Proton radiation hardness of single-nanowire transistors using robust organic gate nanodielectrics

In this contribution, the radiation tolerance of single ZnO nanowire field-effect transistors (NW-FETs) fabricated with a self-assembled superlattice (SAS) gate insulator is investigated and compared with that of ZnO NW-FETs fabricated with a 60 nm SiO ₂ gate insulator. A total-radiation dose study was performed using 10 MeV protons at doses of 5.71 and 285 krad(Si). The threshold voltage (V _th) of the SAS-based ZnO NW-FETs is not shifted significantly following irradiation at these doses. In contrast, V _th parameters of the SiO ₂-based ZnO NW-FETs display average shifts of ∼-4.0 and ∼-10.9 V for 5.71 and 285 krad(Si) H ⁺ irradiation, respectively. In addition, little change is observed in the subthreshold characteristics (off current, subthreshold slope) of the SAS-based ZnO NW-FETs following H ⁺ irradiation.
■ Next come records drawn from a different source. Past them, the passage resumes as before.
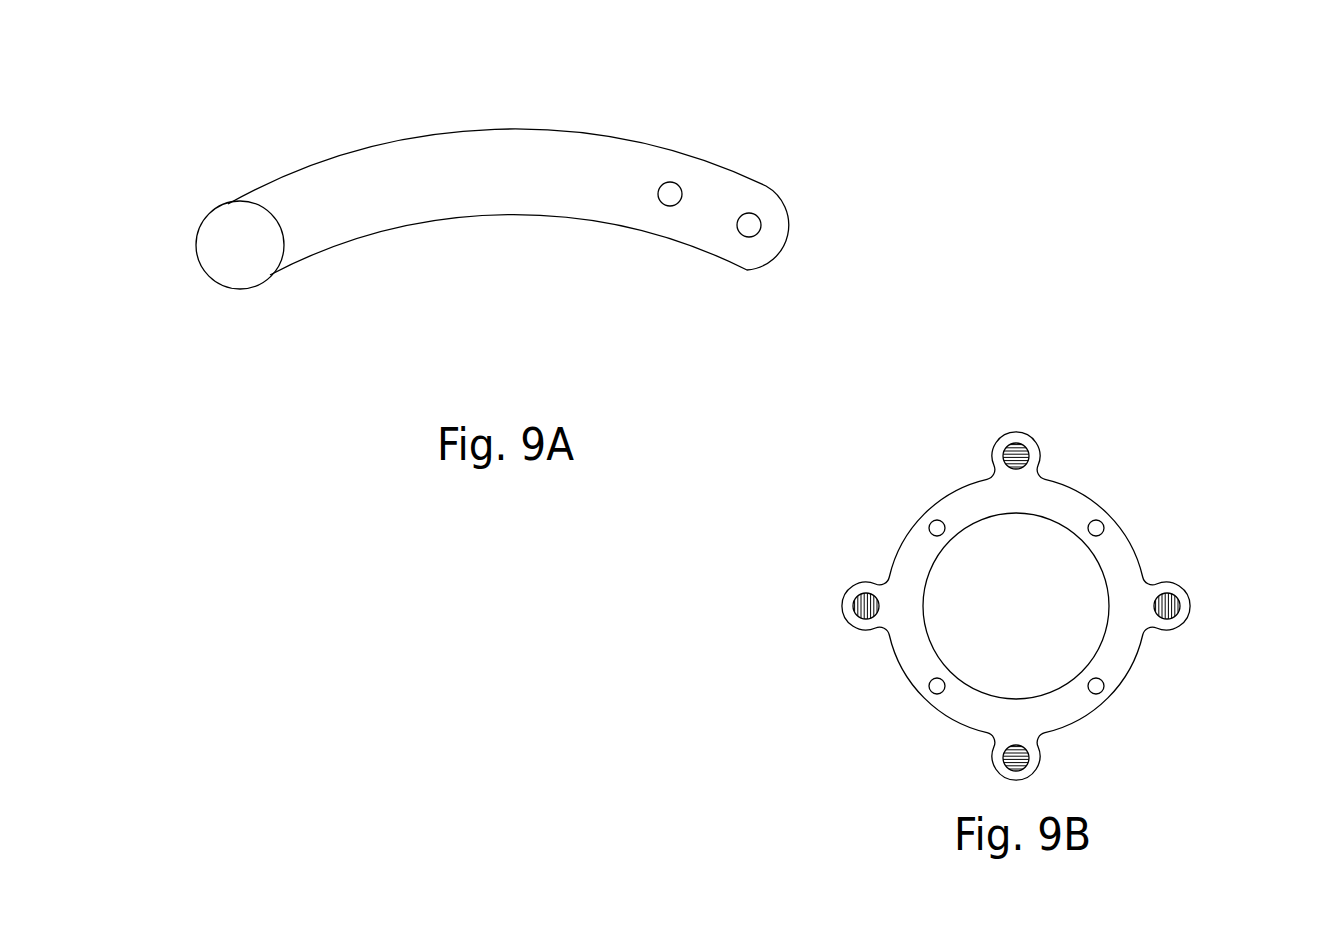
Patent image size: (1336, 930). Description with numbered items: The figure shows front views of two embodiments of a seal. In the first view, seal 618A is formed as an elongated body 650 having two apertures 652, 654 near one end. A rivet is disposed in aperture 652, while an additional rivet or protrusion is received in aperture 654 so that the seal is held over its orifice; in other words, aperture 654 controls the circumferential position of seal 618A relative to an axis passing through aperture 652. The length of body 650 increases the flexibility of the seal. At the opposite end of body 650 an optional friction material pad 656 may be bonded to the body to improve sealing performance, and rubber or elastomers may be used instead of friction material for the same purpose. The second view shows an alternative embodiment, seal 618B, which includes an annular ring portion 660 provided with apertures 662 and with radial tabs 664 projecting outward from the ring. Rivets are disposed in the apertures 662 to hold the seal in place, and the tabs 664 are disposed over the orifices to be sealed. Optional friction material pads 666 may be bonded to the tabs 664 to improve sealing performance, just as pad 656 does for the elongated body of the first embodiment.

In FIG. 9A, the seal 618A is at (648, 69).
In FIG. 9A, the elongated body 650 is at (493, 185).
In FIG. 9A, the aperture 652 is at (748, 230).
In FIG. 9A, the aperture 654 is at (670, 188).
In FIG. 9A, the friction material pad 656 is at (243, 260).
In FIG. 9B, the seal 618B is at (1070, 433).
In FIG. 9B, the annular ring portion 660 is at (1072, 503).
In FIG. 9B, the apertures 662 is at (1097, 530).
In FIG. 9B, the radial tabs 664 is at (1138, 605).
In FIG. 9B, the friction material pads 666 is at (1170, 608).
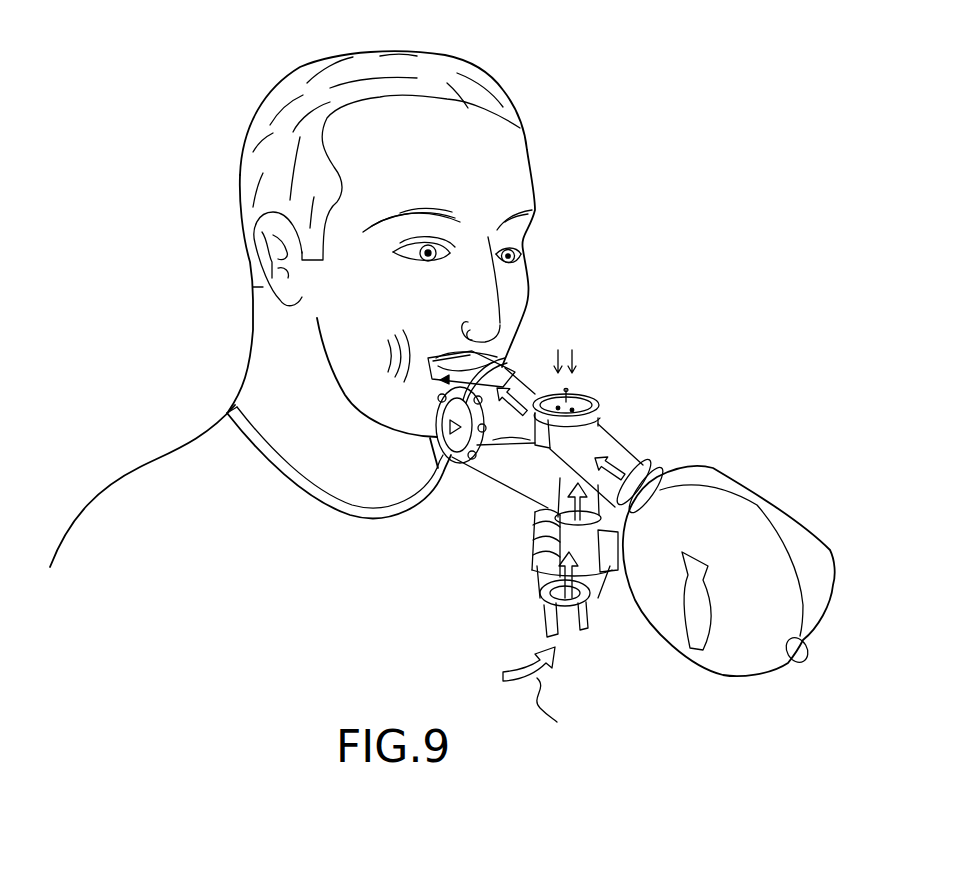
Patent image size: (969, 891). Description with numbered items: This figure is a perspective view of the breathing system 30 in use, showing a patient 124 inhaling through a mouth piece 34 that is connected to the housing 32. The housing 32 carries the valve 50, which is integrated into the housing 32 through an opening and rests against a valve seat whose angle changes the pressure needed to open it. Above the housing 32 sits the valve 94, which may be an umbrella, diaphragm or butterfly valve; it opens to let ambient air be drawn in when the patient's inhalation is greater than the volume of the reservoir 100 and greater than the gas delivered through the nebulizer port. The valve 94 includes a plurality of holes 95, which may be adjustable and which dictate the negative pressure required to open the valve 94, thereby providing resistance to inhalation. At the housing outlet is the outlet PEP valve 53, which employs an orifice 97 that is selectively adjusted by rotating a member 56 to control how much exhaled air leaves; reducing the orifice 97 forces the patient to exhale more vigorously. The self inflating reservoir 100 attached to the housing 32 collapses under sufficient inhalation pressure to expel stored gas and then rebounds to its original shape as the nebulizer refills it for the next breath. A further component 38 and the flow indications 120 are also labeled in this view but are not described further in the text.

These results strongly argue that the bulk oxide trap density and interface trap density formed within the SAS and/or at the SAS-ZnO NW interface during H+ irradiation are significantly lower than those for the corresponding SiO ₂ gate dielectrics. The radiation-robust SAS-based ZnO NW-FETs are thus promising candidates for future space-based applications in electronics and flexible displays.